A veces olvidamos que en las democracias republicanas hay también una jerarquía de valores. El Gobierno levantó la bandera de la reparación de las víctimas de los años 70, con el juicio y castigo aplicados solamente a un sector de los responsables del terror recíproco, y olvidó la defensa de la vida en las actuales circunstancias. Esta omisión habrá de pesar en los próximos años pues será, en gran medida, una espada de Damocles impuesta a los futuros gobernantes por no prestar atención a la estructura básica del Estado y olvidar el deber de mantener en todo tiempo y lugar el monopolio legítimo de la fuerza.

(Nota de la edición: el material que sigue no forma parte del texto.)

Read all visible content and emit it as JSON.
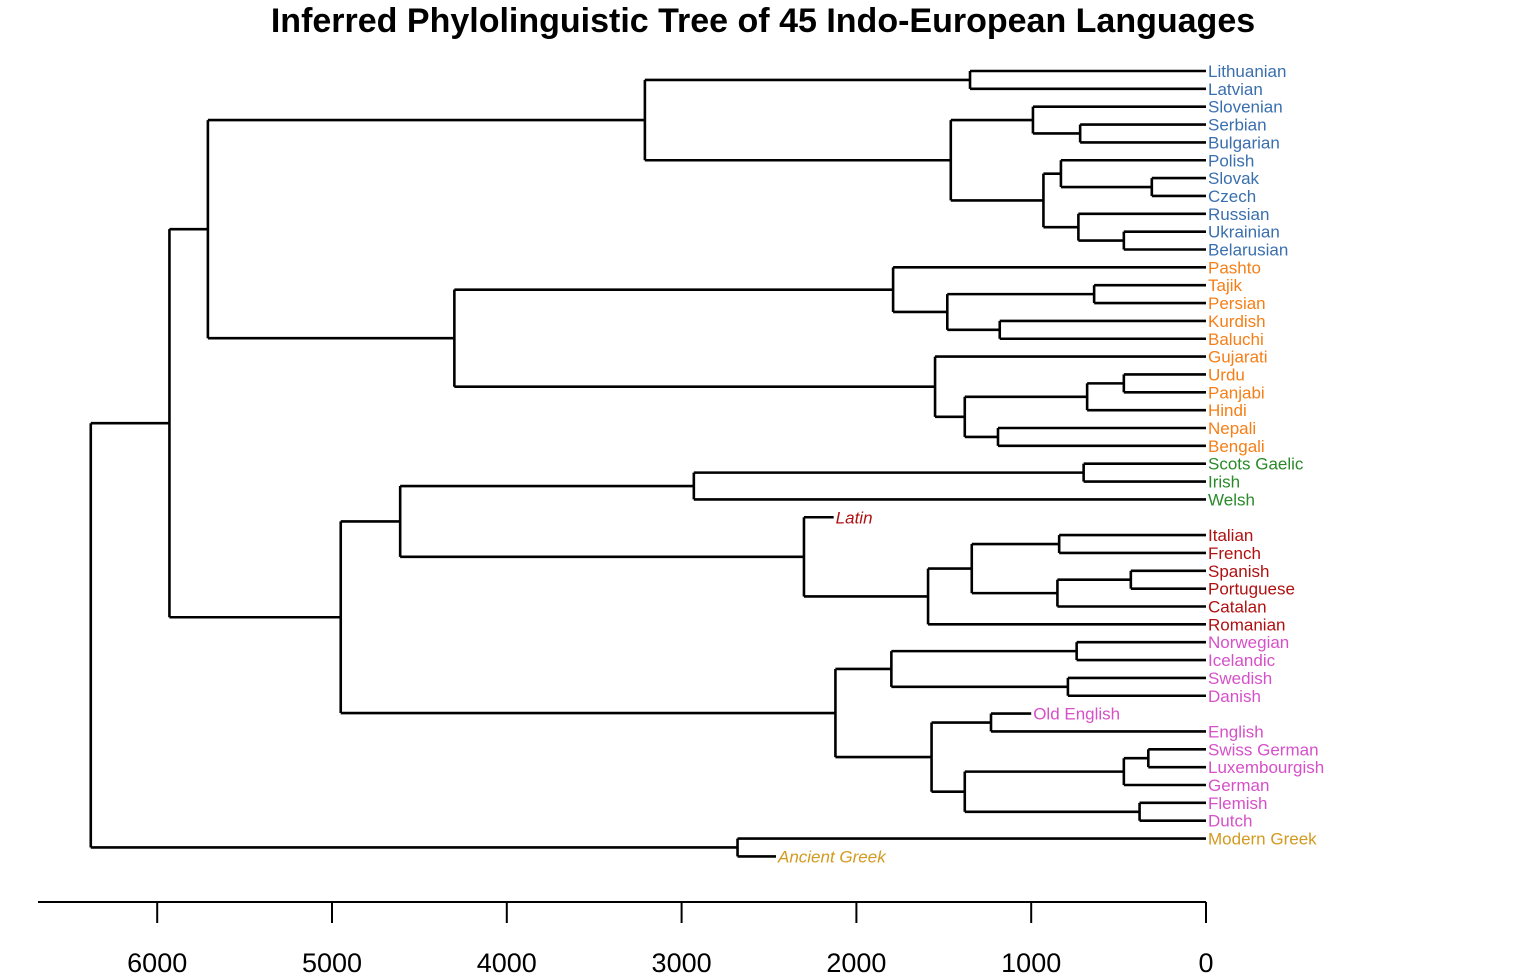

Un rasgo malsano de las democracias vacías de contenido republicano consiste en transformar la seguridad en una política de gobierno cuando debería ser una permanente política de Estado.

En el ejercicio de este monopolio, en la responsabilidad de los agentes de la fuerza pública en quienes la ciudadanía debería depositar respeto y confianza (hoy no lo hace), radica uno de los desafíos más delicados entre los tantos que le cabe afrontar a la prudencia política. Este desafío debería ser el foco principal del temperamento acuerdista y de las coincidencias entre partidos. Un rasgo malsano de las democracias vacías de contenido republicano consiste en transformar la seguridad en una política de gobierno cuando debería ser una permanente política de Estado, de concertación federal entre Nación y provincias.

Por haber apostado a esta manipulación facciosa del poder estamos como estamos: sin Estado gendarme y con un Estado obeso y adiposo mejor adaptado para perseguir supuestos enemigos que para defender la vida y la propiedad. Lo vemos a diario en las pantallas: cuando hablamos de propiedad nos referimos en especial a los pequeños y medianos propietarios de las grandes barriadas de nuestras megalópolis que padecen en carne propia la violencia social. Allí, en esos espacios donde reinan la inclemencia del crimen y el dominio territorial del narcotráfico, estallan los sentimientos de indefensión.

La reconstrucción no será por consiguiente sencilla. Habrá que arrancar de la inmediatez electoral las políticas de seguridad para pactar entre partidos de diferente signo un conjunto de líneas maestras en la materia capaces de prolongarse en el tiempo. La destrucción de las cosas básicas de la convivencia suele realizarse en lapsos muy breves; la reconstrucción es, en cambio, más lenta y compleja.

Estas herencias gravitarán inevitablemente en los próximos años. Sobre los números helados de la muerte y sometimiento de niños y jóvenes al dictado del crimen organizado, no hay relato y montaje ideológico que pueda neutralizarlos. Bajo ese palabrerío, estos actores anónimos hablan en soledad, testigos de la incompetencia de los que mandan y de los retos que tenemos por delante.